Chapter 1: The Weight of the Reeds
The very first sound that registered in my foggy consciousness was the agonizing, rhythmic groan of rubber wheels fighting against crushed stone. It was the sound of my own confinement. The second sound was my son’s voice, sharp and laced with an impatience that seemed to cut right through the damp evening wind rolling off Lake Michigan.
“Just keep pushing,” Derek muttered, his breath hitching slightly with exertion.

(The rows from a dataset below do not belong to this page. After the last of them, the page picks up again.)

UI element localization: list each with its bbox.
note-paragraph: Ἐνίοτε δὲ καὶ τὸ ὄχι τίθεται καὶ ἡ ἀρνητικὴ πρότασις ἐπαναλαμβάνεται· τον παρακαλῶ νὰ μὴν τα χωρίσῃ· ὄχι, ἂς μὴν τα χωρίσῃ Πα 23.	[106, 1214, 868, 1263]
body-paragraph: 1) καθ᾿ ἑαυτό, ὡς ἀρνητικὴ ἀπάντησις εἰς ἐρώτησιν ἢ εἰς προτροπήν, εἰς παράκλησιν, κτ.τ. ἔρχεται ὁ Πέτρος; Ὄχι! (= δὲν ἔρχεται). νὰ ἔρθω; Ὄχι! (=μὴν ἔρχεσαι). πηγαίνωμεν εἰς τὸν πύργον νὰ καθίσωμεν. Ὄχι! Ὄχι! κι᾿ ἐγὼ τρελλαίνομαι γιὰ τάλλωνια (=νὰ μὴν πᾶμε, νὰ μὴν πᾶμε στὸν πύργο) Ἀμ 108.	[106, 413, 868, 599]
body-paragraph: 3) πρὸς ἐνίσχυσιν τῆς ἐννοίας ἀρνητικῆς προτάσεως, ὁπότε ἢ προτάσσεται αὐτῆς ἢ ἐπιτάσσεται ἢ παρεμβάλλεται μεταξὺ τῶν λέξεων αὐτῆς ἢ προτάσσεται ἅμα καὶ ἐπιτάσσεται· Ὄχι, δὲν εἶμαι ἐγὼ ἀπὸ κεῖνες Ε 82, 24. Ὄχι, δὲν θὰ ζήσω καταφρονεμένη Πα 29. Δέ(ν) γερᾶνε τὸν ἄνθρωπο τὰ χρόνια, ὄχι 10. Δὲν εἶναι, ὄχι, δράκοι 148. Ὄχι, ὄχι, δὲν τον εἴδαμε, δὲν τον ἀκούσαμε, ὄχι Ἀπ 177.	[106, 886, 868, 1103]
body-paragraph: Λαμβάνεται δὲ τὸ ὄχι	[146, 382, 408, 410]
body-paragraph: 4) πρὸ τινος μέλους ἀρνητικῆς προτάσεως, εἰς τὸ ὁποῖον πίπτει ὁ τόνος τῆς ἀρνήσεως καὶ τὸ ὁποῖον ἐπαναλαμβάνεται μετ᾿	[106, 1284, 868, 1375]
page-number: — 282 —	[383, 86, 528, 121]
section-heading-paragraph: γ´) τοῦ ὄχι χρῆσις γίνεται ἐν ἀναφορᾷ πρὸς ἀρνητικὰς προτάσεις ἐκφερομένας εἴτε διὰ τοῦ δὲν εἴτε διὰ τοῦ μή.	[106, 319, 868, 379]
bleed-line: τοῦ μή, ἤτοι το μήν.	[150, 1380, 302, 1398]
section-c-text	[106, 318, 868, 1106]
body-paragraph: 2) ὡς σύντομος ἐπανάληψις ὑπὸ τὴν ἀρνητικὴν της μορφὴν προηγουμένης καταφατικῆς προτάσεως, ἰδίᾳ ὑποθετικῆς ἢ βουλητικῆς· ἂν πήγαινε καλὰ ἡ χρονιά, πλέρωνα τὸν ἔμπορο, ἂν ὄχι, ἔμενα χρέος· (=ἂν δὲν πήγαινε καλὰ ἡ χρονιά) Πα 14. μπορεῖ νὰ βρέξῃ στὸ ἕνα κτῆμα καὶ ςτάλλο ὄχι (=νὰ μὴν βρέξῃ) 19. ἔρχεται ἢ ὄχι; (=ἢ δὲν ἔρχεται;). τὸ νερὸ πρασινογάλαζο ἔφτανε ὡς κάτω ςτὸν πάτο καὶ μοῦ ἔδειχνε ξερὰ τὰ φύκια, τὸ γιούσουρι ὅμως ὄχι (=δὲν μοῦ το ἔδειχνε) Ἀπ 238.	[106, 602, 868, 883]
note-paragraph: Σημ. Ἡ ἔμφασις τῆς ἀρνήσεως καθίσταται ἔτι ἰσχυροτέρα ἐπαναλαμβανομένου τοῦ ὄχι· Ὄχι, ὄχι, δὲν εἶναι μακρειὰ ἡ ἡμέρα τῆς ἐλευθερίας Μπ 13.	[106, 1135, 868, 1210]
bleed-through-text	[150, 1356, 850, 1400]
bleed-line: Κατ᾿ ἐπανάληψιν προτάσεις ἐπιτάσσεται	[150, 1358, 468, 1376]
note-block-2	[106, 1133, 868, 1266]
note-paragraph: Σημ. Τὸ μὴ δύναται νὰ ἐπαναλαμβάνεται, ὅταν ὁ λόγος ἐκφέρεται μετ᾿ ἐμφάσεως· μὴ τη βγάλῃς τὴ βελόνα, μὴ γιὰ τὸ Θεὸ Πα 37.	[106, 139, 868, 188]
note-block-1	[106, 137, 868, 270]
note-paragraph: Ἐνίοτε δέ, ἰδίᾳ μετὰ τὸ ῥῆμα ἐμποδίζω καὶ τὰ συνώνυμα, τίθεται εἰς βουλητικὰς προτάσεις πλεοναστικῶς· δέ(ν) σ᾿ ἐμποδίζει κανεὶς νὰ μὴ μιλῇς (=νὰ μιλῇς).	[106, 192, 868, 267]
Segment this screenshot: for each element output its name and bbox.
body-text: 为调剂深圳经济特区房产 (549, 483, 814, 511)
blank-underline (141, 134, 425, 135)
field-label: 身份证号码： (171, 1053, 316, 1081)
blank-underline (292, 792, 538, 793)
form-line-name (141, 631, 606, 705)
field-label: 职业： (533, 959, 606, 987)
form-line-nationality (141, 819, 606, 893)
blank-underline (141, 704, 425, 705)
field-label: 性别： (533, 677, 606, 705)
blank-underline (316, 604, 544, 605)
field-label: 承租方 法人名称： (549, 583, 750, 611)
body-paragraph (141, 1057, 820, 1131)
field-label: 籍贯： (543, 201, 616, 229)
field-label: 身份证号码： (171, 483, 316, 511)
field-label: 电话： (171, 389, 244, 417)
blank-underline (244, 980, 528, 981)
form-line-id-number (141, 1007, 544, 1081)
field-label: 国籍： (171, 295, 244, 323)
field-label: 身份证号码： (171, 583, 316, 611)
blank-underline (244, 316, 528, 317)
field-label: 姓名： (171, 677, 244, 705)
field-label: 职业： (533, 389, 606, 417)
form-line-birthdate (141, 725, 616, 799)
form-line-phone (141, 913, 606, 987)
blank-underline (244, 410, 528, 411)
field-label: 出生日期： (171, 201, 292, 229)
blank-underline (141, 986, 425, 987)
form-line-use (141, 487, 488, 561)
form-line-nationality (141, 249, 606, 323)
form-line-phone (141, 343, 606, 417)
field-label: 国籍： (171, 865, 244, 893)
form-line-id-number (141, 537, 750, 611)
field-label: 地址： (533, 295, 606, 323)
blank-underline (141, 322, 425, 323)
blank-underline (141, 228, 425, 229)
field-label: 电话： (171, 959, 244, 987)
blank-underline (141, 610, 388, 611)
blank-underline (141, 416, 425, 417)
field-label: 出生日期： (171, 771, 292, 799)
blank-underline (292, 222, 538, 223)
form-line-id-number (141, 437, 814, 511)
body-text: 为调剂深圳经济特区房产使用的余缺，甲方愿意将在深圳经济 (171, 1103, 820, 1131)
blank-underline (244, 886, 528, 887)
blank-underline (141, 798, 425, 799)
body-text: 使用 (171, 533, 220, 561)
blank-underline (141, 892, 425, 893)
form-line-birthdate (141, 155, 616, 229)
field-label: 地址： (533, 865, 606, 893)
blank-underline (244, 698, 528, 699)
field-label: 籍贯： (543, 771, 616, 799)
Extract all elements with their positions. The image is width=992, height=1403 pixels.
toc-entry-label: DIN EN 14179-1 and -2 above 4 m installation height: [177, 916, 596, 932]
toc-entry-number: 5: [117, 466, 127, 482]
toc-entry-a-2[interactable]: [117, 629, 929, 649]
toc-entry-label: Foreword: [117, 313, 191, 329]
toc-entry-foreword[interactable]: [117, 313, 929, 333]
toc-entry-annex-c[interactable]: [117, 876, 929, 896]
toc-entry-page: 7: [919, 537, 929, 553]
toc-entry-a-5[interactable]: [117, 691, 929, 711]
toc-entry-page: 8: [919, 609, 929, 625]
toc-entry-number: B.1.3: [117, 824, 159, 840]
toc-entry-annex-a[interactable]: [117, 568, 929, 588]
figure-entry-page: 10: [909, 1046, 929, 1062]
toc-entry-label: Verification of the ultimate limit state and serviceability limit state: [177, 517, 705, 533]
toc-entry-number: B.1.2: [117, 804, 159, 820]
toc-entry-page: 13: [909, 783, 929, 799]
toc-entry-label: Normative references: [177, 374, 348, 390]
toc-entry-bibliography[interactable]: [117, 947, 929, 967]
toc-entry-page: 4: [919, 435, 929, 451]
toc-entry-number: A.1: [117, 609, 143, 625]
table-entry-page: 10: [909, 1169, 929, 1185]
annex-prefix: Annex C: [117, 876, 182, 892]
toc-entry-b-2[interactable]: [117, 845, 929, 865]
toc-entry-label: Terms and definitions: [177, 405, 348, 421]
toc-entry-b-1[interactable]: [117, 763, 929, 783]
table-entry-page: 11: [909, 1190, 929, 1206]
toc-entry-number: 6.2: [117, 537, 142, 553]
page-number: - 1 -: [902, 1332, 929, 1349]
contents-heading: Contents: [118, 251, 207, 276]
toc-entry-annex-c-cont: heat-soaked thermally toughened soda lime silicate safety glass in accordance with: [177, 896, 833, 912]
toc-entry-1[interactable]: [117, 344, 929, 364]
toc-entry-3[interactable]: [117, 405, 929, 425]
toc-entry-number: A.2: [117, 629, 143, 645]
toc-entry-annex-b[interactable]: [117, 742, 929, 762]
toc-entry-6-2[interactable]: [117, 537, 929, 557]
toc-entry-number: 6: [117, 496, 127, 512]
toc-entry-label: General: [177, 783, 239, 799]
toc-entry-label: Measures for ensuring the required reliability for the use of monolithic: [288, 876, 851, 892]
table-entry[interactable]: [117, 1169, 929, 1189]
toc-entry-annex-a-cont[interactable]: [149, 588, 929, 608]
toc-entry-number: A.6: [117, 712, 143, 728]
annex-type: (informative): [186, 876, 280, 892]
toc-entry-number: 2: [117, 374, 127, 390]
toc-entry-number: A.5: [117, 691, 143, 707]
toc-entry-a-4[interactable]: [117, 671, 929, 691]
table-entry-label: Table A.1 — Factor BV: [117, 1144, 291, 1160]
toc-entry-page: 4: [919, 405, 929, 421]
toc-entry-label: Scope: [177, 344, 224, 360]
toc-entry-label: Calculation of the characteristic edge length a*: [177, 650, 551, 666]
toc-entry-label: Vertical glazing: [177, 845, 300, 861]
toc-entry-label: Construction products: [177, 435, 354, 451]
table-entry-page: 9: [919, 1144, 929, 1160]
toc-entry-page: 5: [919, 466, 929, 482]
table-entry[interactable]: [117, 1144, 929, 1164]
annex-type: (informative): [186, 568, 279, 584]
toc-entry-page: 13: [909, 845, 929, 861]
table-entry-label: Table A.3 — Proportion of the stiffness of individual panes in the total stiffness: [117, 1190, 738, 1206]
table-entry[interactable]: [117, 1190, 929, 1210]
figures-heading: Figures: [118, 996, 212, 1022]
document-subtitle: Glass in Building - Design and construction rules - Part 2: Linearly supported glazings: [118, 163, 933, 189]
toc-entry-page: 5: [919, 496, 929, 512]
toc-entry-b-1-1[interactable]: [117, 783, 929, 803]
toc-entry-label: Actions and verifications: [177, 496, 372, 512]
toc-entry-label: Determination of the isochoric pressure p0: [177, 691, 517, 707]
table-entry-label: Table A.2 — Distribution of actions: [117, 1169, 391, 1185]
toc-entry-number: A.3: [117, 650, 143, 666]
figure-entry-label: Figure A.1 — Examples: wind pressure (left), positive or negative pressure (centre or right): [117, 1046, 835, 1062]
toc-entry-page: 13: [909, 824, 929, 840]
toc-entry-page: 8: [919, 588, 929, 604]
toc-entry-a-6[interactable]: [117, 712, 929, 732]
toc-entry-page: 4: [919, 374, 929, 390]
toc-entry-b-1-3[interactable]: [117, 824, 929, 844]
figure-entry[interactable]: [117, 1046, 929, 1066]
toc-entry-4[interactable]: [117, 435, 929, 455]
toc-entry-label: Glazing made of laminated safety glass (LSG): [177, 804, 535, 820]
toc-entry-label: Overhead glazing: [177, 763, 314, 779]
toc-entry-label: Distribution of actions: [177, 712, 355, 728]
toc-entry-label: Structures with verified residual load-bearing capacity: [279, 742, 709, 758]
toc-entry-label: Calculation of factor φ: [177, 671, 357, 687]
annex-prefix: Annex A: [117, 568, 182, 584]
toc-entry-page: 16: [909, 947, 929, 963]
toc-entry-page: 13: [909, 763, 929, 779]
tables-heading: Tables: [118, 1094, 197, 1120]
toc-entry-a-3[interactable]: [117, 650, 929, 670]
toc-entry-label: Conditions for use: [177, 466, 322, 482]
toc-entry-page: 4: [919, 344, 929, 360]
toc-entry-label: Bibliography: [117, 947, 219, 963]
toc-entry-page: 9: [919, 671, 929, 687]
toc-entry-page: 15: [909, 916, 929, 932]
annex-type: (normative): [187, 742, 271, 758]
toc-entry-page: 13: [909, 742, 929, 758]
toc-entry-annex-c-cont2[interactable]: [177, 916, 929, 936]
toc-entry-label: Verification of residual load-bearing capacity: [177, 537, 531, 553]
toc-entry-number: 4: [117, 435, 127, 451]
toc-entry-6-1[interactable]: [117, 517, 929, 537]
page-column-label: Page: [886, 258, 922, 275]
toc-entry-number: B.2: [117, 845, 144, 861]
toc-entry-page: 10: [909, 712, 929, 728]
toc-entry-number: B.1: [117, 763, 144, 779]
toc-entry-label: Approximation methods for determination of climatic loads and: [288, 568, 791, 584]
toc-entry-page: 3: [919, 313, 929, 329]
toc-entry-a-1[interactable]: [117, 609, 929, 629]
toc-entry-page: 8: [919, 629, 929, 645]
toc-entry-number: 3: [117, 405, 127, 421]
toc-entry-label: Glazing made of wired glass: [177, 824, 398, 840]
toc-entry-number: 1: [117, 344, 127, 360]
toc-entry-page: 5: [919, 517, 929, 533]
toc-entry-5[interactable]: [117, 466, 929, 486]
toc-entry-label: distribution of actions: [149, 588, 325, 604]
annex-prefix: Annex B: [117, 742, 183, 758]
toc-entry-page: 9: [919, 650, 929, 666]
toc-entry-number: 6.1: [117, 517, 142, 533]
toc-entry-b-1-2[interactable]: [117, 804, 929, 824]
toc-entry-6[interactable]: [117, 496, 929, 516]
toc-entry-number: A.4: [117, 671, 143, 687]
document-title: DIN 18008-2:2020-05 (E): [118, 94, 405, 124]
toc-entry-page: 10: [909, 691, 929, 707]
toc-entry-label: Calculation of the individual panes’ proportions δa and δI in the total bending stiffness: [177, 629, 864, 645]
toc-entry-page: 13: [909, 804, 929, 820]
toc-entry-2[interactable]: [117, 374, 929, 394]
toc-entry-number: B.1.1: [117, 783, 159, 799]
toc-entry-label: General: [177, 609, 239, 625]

I kept my eyelids heavily hooded, presenting the world with nothing but a sliver of cloudy white. I maintained the shallow, rhythmic, over-medicated breathing pattern they had grown entirely accustomed to over the past eight months. Ever since the devastating stroke had effectively anchored me to this chair, the prevailing assumption in the house was that I was a fragile, shattered artifact, already halfway in the grave.
It was an assumption I actively cultivated. It was profoundly convenient for them, allowing them to speak with reckless abandon within my earshot. It allowed them to assume I was too oblivious to notice the mysteriously misfiled banking statements, the hushed, sudden appearances of high-priced estate lawyers in my living room, and the chilling way Derek’s new wife, Amanda, had subtly begun referring to my lifelong home simply as “the property.”